Fighting for years to reduce the record-high asthma rates in their neighborhoods, some South Bronx residents are latching on to a little-known federal provision in order to closely scrutinize a sludge processing plant in Hunts Point. Last week, they took a step closer to succeeding.
On April 17, local environmental groups, elected officials and residents asked the state Department of Environmental Conservation to issue the New York Organic Fertilizer Company (NYOFCo) a federal permit with the strictest possible guidelines to limit the level of pollutants it can emit.
Under contract with the city, the company handles close to 50 percent of the city’s sewage sludge, turning much of it into fertilizer pellets used on citrus orchards in Florida and corn and soybean farms in Ohio.
Pointing to pollutants the factory lets off each day—and the historic levels of asthma in the area, twice the national average among children—neighborhood residents have tried to get the city to shut it down since construction began there over a decade ago.
The city has taken some of their concerns seriously. In 1995, after receiving numerous complaints about foul smells, the city fined the company $1,060 for odor violations. Since then, NYOFCo has hired an odor consultant and upgraded its pollution control equipment. Community members, however, say bad smells linger.
Now, with a new federal permit on the books, they are grasping for another chance to clean up NYOFCo. In 1997, the federal Environmental Protection Agency enacted Title V of the Clean Air Act, requiring that all major facilities that emit certain pollutants obtain a special operating permit. The permit requires companies to conduct more extensive tests and to submit the results to the state annually.
It is up to the state to determine how extensive the permit guidelines are, and members of Sustainable South Bronx, a local environmental group, hope they will be strict—particularly, they say, since the company already violates other state guidelines. Under DEC permits, NYOFCo was supposed to test all six of the ovens in which it dries out its sewage by 1996. To date, the company has only tested three. Plant manager Peter Scorziello says they plan to complete the rest in the near future.

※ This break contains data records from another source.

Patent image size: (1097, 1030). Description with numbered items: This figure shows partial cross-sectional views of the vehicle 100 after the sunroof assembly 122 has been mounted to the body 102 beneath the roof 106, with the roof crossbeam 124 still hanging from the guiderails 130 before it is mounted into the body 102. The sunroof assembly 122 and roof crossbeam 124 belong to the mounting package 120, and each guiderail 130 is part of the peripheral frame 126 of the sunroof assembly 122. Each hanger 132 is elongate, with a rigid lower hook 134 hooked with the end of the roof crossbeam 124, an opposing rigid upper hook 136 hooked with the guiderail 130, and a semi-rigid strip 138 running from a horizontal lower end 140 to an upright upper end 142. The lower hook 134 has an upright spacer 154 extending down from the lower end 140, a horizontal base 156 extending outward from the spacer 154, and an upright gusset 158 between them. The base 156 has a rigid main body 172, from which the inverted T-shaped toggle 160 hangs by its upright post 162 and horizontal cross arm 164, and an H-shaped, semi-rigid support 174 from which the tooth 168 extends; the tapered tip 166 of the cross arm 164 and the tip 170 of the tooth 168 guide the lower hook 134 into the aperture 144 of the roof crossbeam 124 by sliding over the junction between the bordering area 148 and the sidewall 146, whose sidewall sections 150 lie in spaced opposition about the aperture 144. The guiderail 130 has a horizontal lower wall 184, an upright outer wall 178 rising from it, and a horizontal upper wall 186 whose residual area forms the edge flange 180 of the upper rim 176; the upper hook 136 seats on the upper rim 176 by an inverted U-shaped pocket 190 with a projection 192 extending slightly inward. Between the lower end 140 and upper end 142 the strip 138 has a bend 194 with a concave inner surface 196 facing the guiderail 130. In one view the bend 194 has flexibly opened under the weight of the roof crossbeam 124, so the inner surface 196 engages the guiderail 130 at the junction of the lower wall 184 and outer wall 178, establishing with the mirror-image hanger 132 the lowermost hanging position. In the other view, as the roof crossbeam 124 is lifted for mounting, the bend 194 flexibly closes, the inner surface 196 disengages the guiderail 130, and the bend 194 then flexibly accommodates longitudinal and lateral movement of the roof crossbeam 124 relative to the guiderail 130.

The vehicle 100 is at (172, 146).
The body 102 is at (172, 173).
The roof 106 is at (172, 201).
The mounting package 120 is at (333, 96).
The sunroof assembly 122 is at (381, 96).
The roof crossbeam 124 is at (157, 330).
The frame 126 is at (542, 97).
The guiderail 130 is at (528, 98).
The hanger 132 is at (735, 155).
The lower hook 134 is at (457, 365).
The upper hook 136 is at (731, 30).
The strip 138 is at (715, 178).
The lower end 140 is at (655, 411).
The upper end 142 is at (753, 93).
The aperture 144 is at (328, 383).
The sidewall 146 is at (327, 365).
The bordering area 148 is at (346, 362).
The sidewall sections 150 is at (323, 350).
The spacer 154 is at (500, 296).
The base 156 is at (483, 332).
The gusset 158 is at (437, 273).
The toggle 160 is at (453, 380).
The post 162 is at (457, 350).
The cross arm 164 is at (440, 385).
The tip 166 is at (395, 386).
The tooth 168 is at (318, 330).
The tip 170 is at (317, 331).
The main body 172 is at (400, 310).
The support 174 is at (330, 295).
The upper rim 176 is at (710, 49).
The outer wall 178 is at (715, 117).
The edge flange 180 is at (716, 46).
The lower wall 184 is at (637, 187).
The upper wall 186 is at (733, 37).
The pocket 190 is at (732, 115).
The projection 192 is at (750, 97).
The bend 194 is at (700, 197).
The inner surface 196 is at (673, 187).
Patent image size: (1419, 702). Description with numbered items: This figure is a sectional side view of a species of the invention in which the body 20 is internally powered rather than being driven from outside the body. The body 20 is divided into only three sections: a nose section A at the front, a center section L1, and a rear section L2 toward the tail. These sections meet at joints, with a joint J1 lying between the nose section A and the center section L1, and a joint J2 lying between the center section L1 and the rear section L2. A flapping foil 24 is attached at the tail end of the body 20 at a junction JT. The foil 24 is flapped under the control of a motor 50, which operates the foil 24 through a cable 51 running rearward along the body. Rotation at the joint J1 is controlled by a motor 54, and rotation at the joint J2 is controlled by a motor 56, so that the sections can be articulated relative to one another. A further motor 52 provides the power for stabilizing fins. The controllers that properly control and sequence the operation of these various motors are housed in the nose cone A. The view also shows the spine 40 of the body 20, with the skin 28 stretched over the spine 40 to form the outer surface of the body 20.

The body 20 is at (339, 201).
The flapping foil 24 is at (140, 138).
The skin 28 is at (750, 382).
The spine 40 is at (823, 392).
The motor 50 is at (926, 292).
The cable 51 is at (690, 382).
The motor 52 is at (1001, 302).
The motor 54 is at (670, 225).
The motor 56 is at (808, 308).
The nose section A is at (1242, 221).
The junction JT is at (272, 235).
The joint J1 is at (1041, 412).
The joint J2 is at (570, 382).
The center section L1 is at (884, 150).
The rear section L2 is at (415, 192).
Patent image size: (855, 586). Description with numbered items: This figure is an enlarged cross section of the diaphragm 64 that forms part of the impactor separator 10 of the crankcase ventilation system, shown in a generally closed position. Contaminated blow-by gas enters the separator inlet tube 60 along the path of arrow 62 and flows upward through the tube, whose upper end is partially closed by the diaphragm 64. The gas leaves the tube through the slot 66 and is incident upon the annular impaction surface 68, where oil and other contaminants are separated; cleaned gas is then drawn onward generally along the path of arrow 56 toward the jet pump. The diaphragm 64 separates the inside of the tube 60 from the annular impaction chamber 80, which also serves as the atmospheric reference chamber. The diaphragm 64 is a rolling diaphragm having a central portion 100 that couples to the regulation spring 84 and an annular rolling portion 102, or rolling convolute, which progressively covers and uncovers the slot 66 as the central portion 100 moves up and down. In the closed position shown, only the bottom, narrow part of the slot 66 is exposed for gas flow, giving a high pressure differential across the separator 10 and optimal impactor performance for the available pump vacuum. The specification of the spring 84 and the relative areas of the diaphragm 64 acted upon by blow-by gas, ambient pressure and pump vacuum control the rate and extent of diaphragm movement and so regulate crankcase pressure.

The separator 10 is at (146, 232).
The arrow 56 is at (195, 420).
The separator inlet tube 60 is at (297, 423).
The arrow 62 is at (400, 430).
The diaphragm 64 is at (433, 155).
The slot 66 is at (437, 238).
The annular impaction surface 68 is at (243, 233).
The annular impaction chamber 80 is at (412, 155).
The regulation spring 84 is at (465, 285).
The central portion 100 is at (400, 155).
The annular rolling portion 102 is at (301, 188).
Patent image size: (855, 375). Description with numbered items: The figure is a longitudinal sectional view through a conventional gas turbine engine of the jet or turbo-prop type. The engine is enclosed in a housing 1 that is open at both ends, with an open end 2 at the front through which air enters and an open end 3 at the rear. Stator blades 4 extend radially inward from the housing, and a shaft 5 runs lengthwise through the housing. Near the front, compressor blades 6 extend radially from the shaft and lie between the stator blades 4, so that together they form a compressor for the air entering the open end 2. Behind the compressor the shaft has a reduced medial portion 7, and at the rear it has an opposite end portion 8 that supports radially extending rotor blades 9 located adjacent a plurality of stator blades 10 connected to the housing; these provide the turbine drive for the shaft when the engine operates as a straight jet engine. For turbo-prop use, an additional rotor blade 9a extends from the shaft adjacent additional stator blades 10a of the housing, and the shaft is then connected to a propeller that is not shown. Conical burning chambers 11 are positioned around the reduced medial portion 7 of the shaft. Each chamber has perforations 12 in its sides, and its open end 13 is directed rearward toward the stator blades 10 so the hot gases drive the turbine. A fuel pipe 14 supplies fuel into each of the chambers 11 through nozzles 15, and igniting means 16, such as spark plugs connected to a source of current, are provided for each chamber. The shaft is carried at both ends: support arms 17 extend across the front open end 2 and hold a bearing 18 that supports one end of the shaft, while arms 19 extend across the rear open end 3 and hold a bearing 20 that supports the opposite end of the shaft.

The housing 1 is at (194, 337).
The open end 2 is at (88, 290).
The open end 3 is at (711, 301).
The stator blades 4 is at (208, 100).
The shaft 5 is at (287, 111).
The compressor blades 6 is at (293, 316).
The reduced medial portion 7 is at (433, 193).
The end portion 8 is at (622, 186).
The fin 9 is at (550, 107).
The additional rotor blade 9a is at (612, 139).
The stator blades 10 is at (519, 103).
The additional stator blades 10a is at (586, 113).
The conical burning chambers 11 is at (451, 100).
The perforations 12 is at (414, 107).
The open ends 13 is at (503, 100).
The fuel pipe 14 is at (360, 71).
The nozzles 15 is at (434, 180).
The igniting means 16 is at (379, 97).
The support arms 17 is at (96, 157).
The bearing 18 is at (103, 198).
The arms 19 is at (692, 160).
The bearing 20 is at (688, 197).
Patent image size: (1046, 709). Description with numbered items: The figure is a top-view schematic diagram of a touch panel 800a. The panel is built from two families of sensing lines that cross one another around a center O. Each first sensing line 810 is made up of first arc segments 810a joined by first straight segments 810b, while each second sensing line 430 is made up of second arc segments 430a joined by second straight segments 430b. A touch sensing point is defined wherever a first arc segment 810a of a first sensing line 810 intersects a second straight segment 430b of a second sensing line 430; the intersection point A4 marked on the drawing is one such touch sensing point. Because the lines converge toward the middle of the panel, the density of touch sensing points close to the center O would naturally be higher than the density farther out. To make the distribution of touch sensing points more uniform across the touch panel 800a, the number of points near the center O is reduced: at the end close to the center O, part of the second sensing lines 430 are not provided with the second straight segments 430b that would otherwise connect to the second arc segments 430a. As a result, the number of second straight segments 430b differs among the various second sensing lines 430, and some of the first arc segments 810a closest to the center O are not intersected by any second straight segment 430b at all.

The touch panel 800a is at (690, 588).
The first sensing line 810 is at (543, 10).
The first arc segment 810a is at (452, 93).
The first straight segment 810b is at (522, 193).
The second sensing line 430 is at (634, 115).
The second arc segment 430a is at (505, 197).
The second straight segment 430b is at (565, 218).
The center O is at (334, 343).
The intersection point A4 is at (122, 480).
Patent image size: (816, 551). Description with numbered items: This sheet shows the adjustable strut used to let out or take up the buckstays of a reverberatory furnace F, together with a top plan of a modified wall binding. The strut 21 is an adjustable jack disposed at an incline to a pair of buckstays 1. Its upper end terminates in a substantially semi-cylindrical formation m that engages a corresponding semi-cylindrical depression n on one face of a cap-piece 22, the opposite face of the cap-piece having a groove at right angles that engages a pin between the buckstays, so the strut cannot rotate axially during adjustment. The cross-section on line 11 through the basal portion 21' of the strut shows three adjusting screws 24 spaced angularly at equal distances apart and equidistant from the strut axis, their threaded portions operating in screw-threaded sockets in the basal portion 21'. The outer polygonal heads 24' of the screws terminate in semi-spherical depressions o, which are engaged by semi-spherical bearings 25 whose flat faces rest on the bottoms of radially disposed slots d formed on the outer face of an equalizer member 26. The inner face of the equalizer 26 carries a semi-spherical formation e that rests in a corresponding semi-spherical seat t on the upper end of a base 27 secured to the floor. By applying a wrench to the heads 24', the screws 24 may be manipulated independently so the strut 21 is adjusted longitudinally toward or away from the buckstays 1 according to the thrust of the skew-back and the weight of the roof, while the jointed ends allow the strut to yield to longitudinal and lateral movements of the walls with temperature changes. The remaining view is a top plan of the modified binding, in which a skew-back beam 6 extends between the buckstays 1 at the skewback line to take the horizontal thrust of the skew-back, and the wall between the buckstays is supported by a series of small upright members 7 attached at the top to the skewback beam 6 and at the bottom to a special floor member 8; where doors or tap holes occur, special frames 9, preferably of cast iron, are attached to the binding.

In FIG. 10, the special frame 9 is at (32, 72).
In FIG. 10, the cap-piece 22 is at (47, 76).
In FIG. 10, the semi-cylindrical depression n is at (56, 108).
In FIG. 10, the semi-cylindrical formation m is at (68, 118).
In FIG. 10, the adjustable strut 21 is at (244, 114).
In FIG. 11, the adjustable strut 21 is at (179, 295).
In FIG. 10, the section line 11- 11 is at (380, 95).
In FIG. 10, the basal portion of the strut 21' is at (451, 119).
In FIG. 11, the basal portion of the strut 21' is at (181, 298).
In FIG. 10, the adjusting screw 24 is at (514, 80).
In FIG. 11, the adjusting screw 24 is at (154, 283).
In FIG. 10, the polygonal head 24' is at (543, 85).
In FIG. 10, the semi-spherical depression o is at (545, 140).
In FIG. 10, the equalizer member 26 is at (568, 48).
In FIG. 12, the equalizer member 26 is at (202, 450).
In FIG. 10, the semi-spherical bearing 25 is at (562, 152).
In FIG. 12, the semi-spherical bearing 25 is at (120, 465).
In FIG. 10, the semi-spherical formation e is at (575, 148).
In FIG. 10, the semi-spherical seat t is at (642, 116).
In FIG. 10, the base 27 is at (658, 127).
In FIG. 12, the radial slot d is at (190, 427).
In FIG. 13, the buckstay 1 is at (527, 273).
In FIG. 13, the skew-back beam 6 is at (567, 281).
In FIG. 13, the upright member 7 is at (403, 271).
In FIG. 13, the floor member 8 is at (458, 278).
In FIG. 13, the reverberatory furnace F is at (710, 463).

The company’s laxity may have finally raised some red flags at the DEC. While the agency was primed to award the company the basic federal permit before the hearing, DEC Regional Director Mary Ellen Kriss told City Limits last week that the agency is likely to make some changes to the draft permit, perhaps requiring that NYOFCo run tests on its stacks more often.
If that happens, the neighbors say they will breathe a little deeper. “It’s no coincidence that the area known as asthma alley–the South Bronx and east and central Harlem–is [within range] of the fumes from NYOFCo and other plants,” said Omar Freilla of Sustainable South Bronx.